Kişi kimin emir ve yasaklarına göre yaşarsa, hayatını ona göre tanzim ederse ona kulluk ediyor demektir. Onun için hadis-i şerifte peygamberimiz s.a.v. ‘Karı kulu yüz üstü sürünsün’ buyurmuşlardır. Kişi kadına nasıl kulluk eder? Kadının dediğini dinimize uyup uymadığına bakmaksızın yerine getirirse ona kulluk ediyor demektir. Kişi kendi nefsini, heva hevesini de ilah edinebilir ve ona kul olabilir. Nasıl? Nefsinin isteklerini haram helâl demeden yerine getirmeye çalışan kişi nefsinin hevasını ilah edinmiş demektir ki ayette ‘Hevasını, istek ve arzularını ilah edineni gördün mü?’(Furkan Suresi 43) buyurulmuştur. Demek, canının istediği gibi yaşayanlar, Allah’ın emir ve yasaklarını düşünmeksizin nefsinin isteklerini yerine getirmek için uğraşanlar nefislerine kul olan, ayette belirtildiği gibi hevalarını ilah edinen insanlardır. Allah sabah namazına kalk diyor, nefis kalkma diyor; sen de nefsin dediğini yapıyorsun; Allah örtün diyor, nefsin açıl, saçıl, güzelliğini herkese göster diyor; Allah içki içme diyor, nefis iç diyor; ve hakeza.

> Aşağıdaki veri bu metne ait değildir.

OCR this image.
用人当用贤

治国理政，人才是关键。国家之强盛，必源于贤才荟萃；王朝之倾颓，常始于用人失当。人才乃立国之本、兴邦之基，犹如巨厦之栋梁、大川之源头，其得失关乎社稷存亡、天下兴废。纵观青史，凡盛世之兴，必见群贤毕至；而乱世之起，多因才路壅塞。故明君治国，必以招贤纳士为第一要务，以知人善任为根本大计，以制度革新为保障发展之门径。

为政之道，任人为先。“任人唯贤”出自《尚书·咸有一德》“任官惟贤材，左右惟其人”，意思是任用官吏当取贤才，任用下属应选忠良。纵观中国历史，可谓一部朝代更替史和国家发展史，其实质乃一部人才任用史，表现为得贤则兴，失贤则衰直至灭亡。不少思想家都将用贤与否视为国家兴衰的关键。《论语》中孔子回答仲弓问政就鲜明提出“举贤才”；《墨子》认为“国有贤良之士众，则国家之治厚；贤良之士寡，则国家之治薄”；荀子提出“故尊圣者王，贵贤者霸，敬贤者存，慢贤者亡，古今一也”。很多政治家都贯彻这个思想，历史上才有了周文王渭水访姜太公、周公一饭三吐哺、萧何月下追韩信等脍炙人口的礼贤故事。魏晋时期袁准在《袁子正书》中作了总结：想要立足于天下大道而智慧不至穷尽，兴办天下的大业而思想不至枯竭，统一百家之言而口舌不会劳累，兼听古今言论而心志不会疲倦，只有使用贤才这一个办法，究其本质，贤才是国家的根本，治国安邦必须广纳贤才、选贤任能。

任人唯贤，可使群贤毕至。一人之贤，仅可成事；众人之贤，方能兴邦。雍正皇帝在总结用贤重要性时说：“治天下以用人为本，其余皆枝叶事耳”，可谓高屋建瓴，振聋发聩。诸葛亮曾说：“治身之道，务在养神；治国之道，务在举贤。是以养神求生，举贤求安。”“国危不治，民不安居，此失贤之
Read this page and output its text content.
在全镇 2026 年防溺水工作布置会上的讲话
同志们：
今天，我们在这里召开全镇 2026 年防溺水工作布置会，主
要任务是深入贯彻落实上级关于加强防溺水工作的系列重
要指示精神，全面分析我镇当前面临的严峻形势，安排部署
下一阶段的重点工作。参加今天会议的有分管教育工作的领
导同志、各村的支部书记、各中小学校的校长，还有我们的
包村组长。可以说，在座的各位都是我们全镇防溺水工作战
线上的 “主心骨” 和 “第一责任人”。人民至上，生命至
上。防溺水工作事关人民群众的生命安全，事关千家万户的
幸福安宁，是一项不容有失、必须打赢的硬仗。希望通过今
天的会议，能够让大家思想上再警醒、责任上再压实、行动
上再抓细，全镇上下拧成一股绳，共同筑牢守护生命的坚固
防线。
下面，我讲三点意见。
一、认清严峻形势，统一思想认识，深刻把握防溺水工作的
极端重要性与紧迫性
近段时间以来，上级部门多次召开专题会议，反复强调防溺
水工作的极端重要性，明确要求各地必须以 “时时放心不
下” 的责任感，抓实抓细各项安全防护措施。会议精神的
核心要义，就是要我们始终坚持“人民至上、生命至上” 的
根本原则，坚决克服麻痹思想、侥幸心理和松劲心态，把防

‘Onlar Allah’ı bırakıp hahamlarını, papazlarını ve Meryem oğlu Mesih’i Rableri olarak kabul ettiler’ (Tevbe suresi 31) ayeti gelince bazı Hıristiyanlar ‘Biz onları ilah edinmezdik’ diye peygamberimiz s.a.v’e itirazda bulundular. Peygamberimiz s.a.v. ‘ Siz onların helâl ettiklerini helâl, haram ettiklerini haram olarak kabul etmiyor muydunuz? diyerek cevapladı. Demek, kimin emir ve yasaklarına göre hareket ediyorsan onu Rab kabul etmiş ve ona kulluk ediyorsun demektir.
İnsanların sistemleri de ilahlaştırması mümkündür. Çünkü, hemen bütün beşeri sistemlerde Allah’ın emir ve yasakları nazara alınmadığı gibi, Allah’ın emir ve yasaklarına göre hareket etmek veya onların tatbik edilmesini istemek te suç kabul edilmektedir. İşte böyle bir sistemi benimseyenler, o sistemin içindeki emir ve yasaklara göre hayatlarını yaşayanlar, Allah’ı bırakıp o sistemi ilahlaştırmış ve ona kulluk etmiş olurlar.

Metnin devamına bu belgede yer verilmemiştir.